Let’s assume that every infection in the first bullet point above is an infection in a kid (absolutely not the case) and that the large overestimates in the second bullet point are accurate. This means that even in the most pessimistic scenario kids only have a:

  • 1 in 5,000 chance of being hospitalized from COVID-19
  • 1 in 25,000 chance of MIS-C from COVID-19 
  • 1 in 250,000 chance of dying from COVID-19

And remember those chances are huge overestimates, and also assume that everyone your children are around is unvaccinated.
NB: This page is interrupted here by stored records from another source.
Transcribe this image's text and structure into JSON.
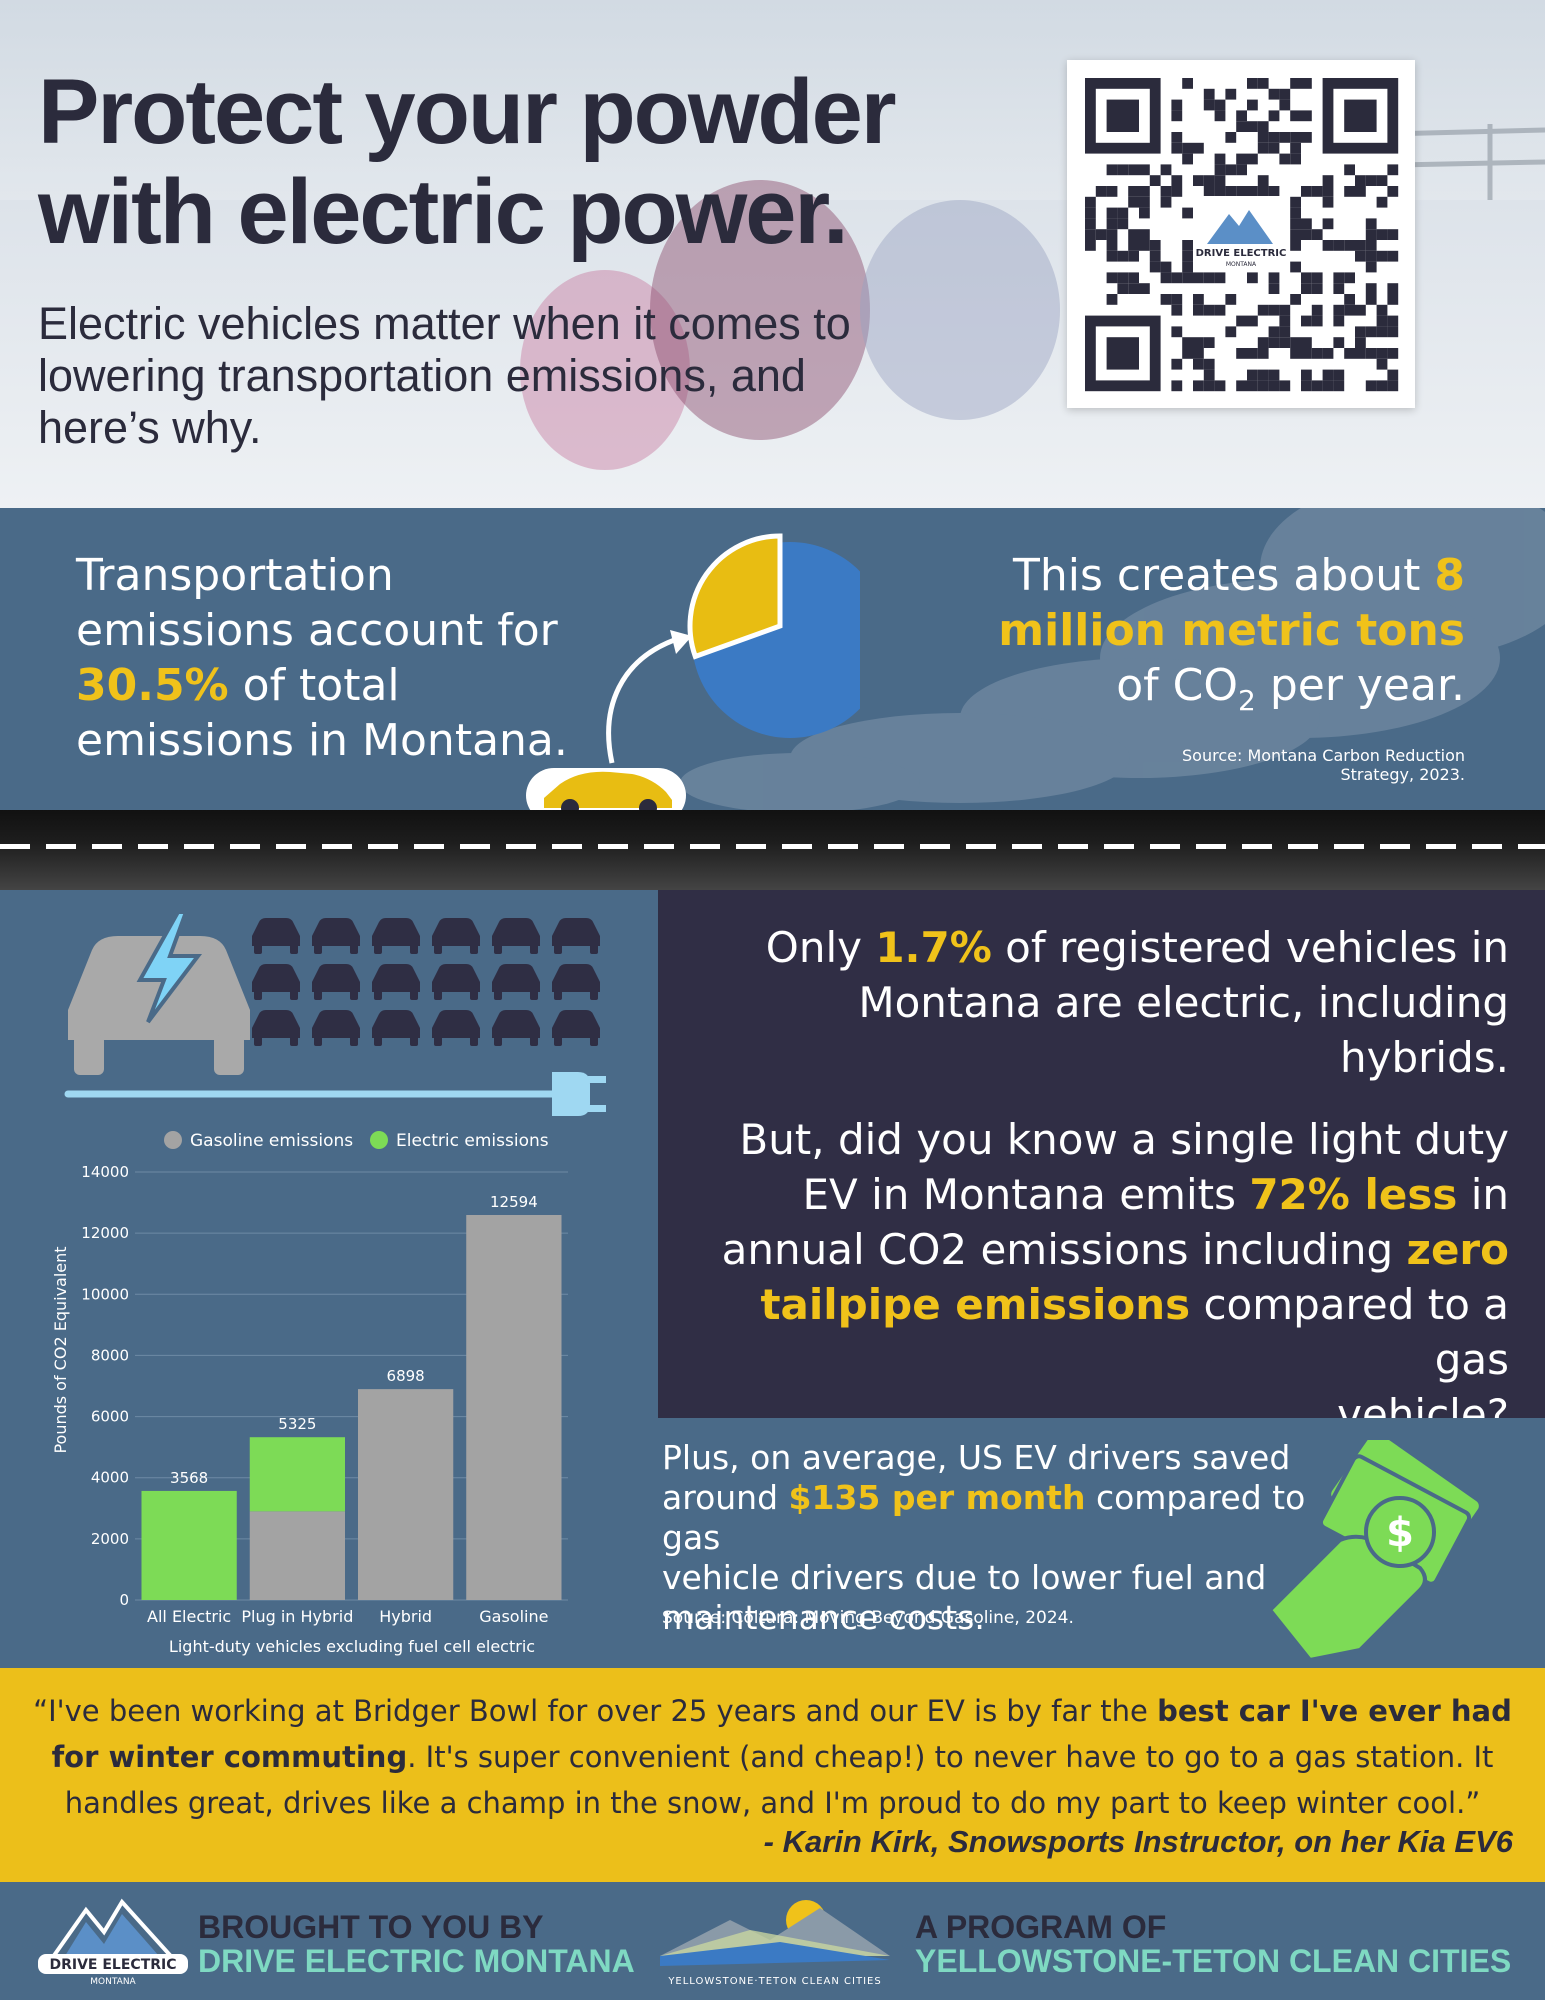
{
  "hero": {
    "title_line1": "Protect your powder",
    "title_line2": "with electric power.",
    "subtitle_line1": "Electric vehicles matter when it comes to",
    "subtitle_line2": "lowering transportation emissions, and",
    "subtitle_line3": "here’s why.",
    "qr_logo_text": "DRIVE ELECTRIC",
    "qr_logo_sub": "MONTANA"
  },
  "emissions": {
    "left_l1": "Transportation",
    "left_l2": "emissions account for",
    "left_pct": "30.5%",
    "left_l3_rest": " of total",
    "left_l4": "emissions in Montana.",
    "pie_share": 0.305,
    "right_l1a": "This creates about ",
    "right_l1b": "8",
    "right_l2": "million metric tons",
    "right_l3a": "of CO",
    "right_sub": "2",
    "right_l3b": " per year.",
    "source_l1": "Source: Montana Carbon Reduction",
    "source_l2": "Strategy, 2023."
  },
  "registered": {
    "l1a": "Only ",
    "l1b": "1.7%",
    "l1c": " of registered vehicles in",
    "l2": "Montana are electric, including",
    "l3": "hybrids.",
    "q1": "But, did you know a single light duty",
    "q2a": "EV in Montana emits ",
    "q2b": "72% less",
    "q2c": " in",
    "q3a": "annual CO2 emissions including ",
    "q3b": "zero",
    "q4a": "tailpipe emissions",
    "q4b": " compared to a gas",
    "q5": "vehicle?"
  },
  "savings": {
    "l1": "Plus, on average, US EV drivers saved",
    "l2a": "around ",
    "l2b": "$135 per month",
    "l2c": " compared to gas",
    "l3": "vehicle drivers due to lower fuel and",
    "l4": "maintenance costs.",
    "source": "Source: Coltura: Moving Beyond Gasoline, 2024.",
    "dollar": "$"
  },
  "quote": {
    "open": "“I've been working at Bridger Bowl for over 25 years and our EV is by far the ",
    "bold": "best car I've ever had for winter commuting",
    "rest": ". It's super convenient (and cheap!) to never have to go to a gas station. It handles great, drives like a champ in the snow, and I'm proud to do my part to keep winter cool.”",
    "attribution": "- Karin Kirk, Snowsports Instructor, on her Kia EV6"
  },
  "footer": {
    "left_a": "BROUGHT TO YOU BY",
    "left_b": "DRIVE ELECTRIC MONTANA",
    "left_logo": "DRIVE ELECTRIC",
    "left_logo_sub": "MONTANA",
    "right_a": "A PROGRAM OF",
    "right_b": "YELLOWSTONE-TETON CLEAN CITIES",
    "right_logo_caption": "YELLOWSTONE·TETON CLEAN CITIES"
  },
  "colors": {
    "gasoline": "#a3a3a3",
    "electric": "#7ddb56",
    "highlight": "#f0c21a",
    "dark_panel": "#302e45",
    "band": "#4a6a88",
    "pie_blue": "#3b7ac4"
  },
  "chart_data": {
    "type": "bar",
    "stacked": true,
    "categories": [
      "All Electric",
      "Plug in Hybrid",
      "Hybrid",
      "Gasoline"
    ],
    "series": [
      {
        "name": "Gasoline emissions",
        "values": [
          0,
          2900,
          6898,
          12594
        ]
      },
      {
        "name": "Electric emissions",
        "values": [
          3568,
          2425,
          0,
          0
        ]
      }
    ],
    "totals": [
      3568,
      5325,
      6898,
      12594
    ],
    "total_labels": [
      "3568",
      "5325",
      "6898",
      "12594"
    ],
    "yticks": [
      "0",
      "2000",
      "4000",
      "6000",
      "8000",
      "10000",
      "12000",
      "14000"
    ],
    "ylim": [
      0,
      14000
    ],
    "ylabel": "Pounds of CO2 Equivalent",
    "xlabel": "Light-duty vehicles excluding fuel cell electric",
    "legend_position": "top",
    "grid": true
  }
}
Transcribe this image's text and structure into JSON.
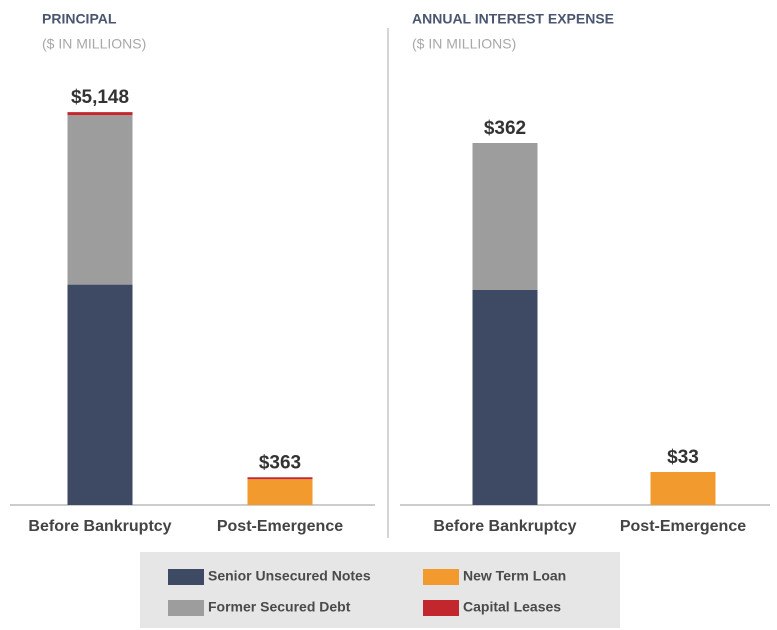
{
  "chart_data": [
    {
      "type": "stacked-bar",
      "title": "PRINCIPAL",
      "subtitle": "($ IN MILLIONS)",
      "categories": [
        "Before Bankruptcy",
        "Post-Emergence"
      ],
      "series": [
        {
          "name": "Senior Unsecured Notes",
          "color": "#3e4a64",
          "values": [
            2888,
            0
          ]
        },
        {
          "name": "Former Secured Debt",
          "color": "#9d9d9d",
          "values": [
            2220,
            0
          ]
        },
        {
          "name": "New Term Loan",
          "color": "#f39a2e",
          "values": [
            0,
            338
          ]
        },
        {
          "name": "Capital Leases",
          "color": "#c1272d",
          "values": [
            40,
            25
          ]
        }
      ],
      "totals": [
        5148,
        363
      ],
      "total_labels": [
        "$5,148",
        "$363"
      ],
      "ylim": [
        0,
        5700
      ]
    },
    {
      "type": "stacked-bar",
      "title": "ANNUAL INTEREST EXPENSE",
      "subtitle": "($ IN MILLIONS)",
      "categories": [
        "Before Bankruptcy",
        "Post-Emergence"
      ],
      "series": [
        {
          "name": "Senior Unsecured Notes",
          "color": "#3e4a64",
          "values": [
            215,
            0
          ]
        },
        {
          "name": "Former Secured Debt",
          "color": "#9d9d9d",
          "values": [
            147,
            0
          ]
        },
        {
          "name": "New Term Loan",
          "color": "#f39a2e",
          "values": [
            0,
            33
          ]
        },
        {
          "name": "Capital Leases",
          "color": "#c1272d",
          "values": [
            0,
            0
          ]
        }
      ],
      "totals": [
        362,
        33
      ],
      "total_labels": [
        "$362",
        "$33"
      ],
      "ylim": [
        0,
        435
      ]
    }
  ]
}
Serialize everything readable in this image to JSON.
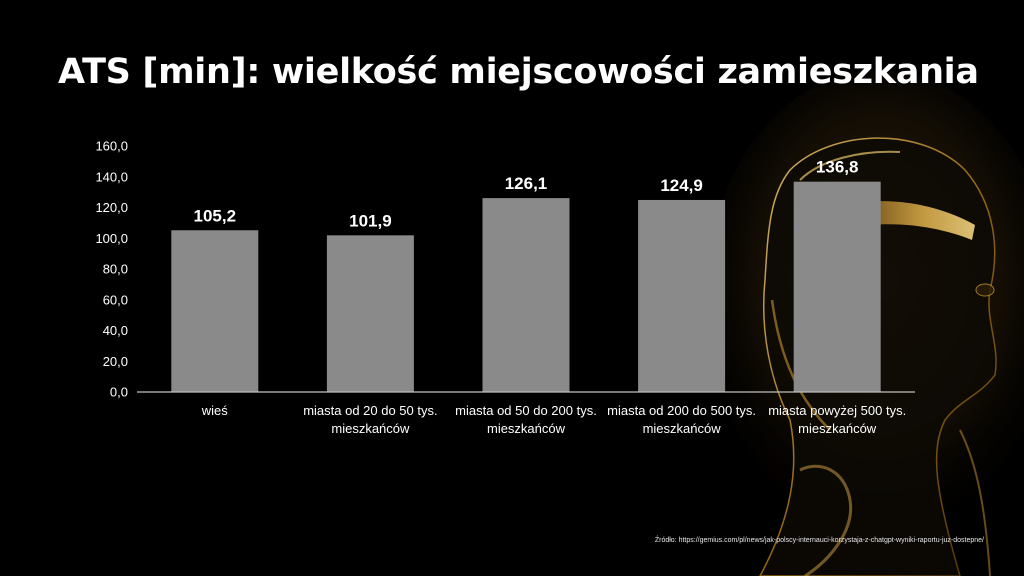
{
  "title": "ATS [min]: wielkość miejscowości zamieszkania",
  "source": "Źródło: https://gemius.com/pl/news/jak-polscy-internauci-korzystaja-z-chatgpt-wyniki-raportu-juz-dostepne/",
  "colors": {
    "bar": "#8a8a8a",
    "axis": "#bfbfbf",
    "background": "#000000",
    "accent": "#c9952a"
  },
  "chart_data": {
    "type": "bar",
    "categories": [
      [
        "wieś"
      ],
      [
        "miasta od 20 do 50 tys.",
        "mieszkańców"
      ],
      [
        "miasta od 50 do 200 tys.",
        "mieszkańców"
      ],
      [
        "miasta od 200 do 500 tys.",
        "mieszkańców"
      ],
      [
        "miasta powyżej 500 tys.",
        "mieszkańców"
      ]
    ],
    "values": [
      105.2,
      101.9,
      126.1,
      124.9,
      136.8
    ],
    "data_labels": [
      "105,2",
      "101,9",
      "126,1",
      "124,9",
      "136,8"
    ],
    "yticks": [
      "0,0",
      "20,0",
      "40,0",
      "60,0",
      "80,0",
      "100,0",
      "120,0",
      "140,0",
      "160,0"
    ],
    "ylim": [
      0,
      160
    ],
    "grid": false,
    "legend": false,
    "xlabel": "",
    "ylabel": ""
  }
}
But when can my kid get vaccinated?

A loyal reader sent me a link to a news report where the Pfizer CEO anticipated applying for an EUA (Emergency Use Authorization) in September. Typically from the time an application is submitted (as dated by the press release announcing it) there is about four to eight weeks until the vaccine receives an EUA. So figure October/November for when kids ages 2 through 11 can get vaccinated.

There is much more to write about including an update on vaccine safety, duration of immunity and the potential for booster doses. Stay tuned for more.

Stay safe, and go make some lemonade.